Treatment for Sports Injuries

Injuries sustained during sports can be quite uncomfortable and can quickly put a talented athlete out of commission. Treatment and recovery time for injuries are typically consistent regardless of the sport or cause of the injury as well as a requirement in urgent care Frisco, TX.

Timely medical attention

Call your doctor or head to the nearest hospital emergency room if you think your wound is serious. Signs of a serious injury requiring medical attention include the following:

  • Excruciating pain and swelling
  • Abnormalities that are plain to see, like enlarged bumps or twisted limbs
  • Signs of injury include making popping or crunching noises when you move the affected area, not being able to put any weight on the afflicted area, joint instability, and difficulty breathing.
  • Headaches chills

Minor injuries that don’t improve with self-care should also be reported to a doctor. You should no longer have any swelling or obvious bruising around the wounded area once the first month has passed. After four weeks, if you still see swelling or discoloration, you should see a doctor.

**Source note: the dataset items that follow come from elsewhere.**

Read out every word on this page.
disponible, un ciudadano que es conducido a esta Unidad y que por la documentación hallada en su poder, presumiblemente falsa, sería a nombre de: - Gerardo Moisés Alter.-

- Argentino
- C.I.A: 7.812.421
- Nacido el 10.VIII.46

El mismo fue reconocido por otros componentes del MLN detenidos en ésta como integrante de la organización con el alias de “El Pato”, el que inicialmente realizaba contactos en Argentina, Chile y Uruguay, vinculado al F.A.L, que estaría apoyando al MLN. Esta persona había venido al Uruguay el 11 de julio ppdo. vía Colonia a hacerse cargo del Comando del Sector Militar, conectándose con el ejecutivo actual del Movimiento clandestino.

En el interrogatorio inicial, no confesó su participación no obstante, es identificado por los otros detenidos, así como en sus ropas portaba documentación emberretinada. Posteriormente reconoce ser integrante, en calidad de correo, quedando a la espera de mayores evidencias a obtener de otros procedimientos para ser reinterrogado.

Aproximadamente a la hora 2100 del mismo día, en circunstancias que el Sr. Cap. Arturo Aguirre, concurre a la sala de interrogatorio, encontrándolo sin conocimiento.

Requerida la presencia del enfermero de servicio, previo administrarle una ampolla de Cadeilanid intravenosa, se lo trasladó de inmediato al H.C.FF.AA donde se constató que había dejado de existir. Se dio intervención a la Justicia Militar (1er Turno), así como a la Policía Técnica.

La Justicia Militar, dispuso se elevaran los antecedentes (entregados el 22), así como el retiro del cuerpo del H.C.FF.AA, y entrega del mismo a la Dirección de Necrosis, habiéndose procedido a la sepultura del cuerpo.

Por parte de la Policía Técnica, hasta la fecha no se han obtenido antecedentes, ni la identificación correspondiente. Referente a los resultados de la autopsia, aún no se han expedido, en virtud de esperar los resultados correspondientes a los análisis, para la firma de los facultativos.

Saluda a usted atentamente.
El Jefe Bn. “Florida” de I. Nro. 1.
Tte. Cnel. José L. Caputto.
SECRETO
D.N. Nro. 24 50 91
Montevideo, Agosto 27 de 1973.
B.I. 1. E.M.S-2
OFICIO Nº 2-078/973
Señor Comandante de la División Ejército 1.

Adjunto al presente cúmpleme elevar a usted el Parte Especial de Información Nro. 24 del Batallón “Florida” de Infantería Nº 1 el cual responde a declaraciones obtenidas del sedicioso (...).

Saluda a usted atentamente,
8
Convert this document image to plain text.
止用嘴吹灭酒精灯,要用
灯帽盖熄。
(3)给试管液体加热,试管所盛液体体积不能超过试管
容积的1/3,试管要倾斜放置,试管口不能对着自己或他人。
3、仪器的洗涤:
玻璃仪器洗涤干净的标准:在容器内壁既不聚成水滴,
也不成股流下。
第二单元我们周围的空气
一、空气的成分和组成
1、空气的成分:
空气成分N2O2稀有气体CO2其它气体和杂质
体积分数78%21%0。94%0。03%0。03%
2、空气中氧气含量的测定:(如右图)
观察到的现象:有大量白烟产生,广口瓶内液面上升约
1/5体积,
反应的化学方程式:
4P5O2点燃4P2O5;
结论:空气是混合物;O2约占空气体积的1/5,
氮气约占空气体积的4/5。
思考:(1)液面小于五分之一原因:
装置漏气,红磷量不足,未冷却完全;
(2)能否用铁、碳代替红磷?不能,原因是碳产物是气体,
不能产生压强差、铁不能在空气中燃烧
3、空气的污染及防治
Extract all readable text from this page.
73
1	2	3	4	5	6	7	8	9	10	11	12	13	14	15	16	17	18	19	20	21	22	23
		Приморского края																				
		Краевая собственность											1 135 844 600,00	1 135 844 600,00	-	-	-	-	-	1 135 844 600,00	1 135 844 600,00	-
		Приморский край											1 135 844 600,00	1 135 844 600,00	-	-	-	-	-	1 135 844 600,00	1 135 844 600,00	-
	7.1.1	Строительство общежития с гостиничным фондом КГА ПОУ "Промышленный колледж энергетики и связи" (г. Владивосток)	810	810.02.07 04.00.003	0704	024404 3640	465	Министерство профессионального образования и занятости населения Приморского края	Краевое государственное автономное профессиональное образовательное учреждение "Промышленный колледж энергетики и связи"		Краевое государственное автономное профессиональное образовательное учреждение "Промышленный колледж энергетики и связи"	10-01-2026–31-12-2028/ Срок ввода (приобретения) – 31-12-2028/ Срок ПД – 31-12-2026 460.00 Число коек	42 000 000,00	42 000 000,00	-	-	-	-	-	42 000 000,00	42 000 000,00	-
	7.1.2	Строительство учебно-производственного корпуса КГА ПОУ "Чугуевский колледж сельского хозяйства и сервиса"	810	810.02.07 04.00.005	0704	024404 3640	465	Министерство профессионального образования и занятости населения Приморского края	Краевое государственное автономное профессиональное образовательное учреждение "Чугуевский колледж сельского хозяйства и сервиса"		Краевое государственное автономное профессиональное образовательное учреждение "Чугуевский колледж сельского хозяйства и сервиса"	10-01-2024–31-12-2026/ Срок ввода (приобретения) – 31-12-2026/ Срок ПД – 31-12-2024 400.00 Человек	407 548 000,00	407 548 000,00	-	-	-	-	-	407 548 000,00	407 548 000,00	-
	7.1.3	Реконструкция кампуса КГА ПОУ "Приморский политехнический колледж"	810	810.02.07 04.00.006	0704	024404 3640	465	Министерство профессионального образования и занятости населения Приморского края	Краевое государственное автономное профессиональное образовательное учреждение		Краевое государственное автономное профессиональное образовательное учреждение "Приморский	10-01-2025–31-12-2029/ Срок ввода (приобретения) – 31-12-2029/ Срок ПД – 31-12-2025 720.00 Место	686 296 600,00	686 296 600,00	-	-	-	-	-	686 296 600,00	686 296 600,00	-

When severe discomfort persists beyond the initial few weeks, it’s time to make an appointment.

When you first get hurt:

In the hours following a muscle injury, several changes occur. Besides the obvious discomfort, you may also feel swelling and bruises. A dull soreness may follow the initial burst of pain. Tenderness and sensitivity to movement may also characterize the wounded area. You probably won’t be able to utilize it for the first few hours as you normally would.

  • Rest

One of the best methods to begin mending is to get some rest. The muscle is at its most fragile in the initial few hours after an injury. Stop moving it around so it can mend.

  • Ice

The application of ice immediately following an injury, particularly during the first 24 hours, has been shown to have a number of beneficial effects. Your wound should be treated with either an ice pack, a bag of vegetables that are frozen, or a bag of ice that has been crushed. Limiting blood supply to the area can mitigate swelling and pain. Never put ice directly on the skin; doing so can cause frostbite. Wrap it in a small cloth or towel and apply it properly to the damaged part.  Apply ice in 15- to 20-minute increments, waiting for the skin to warm up to room temperature in between applications.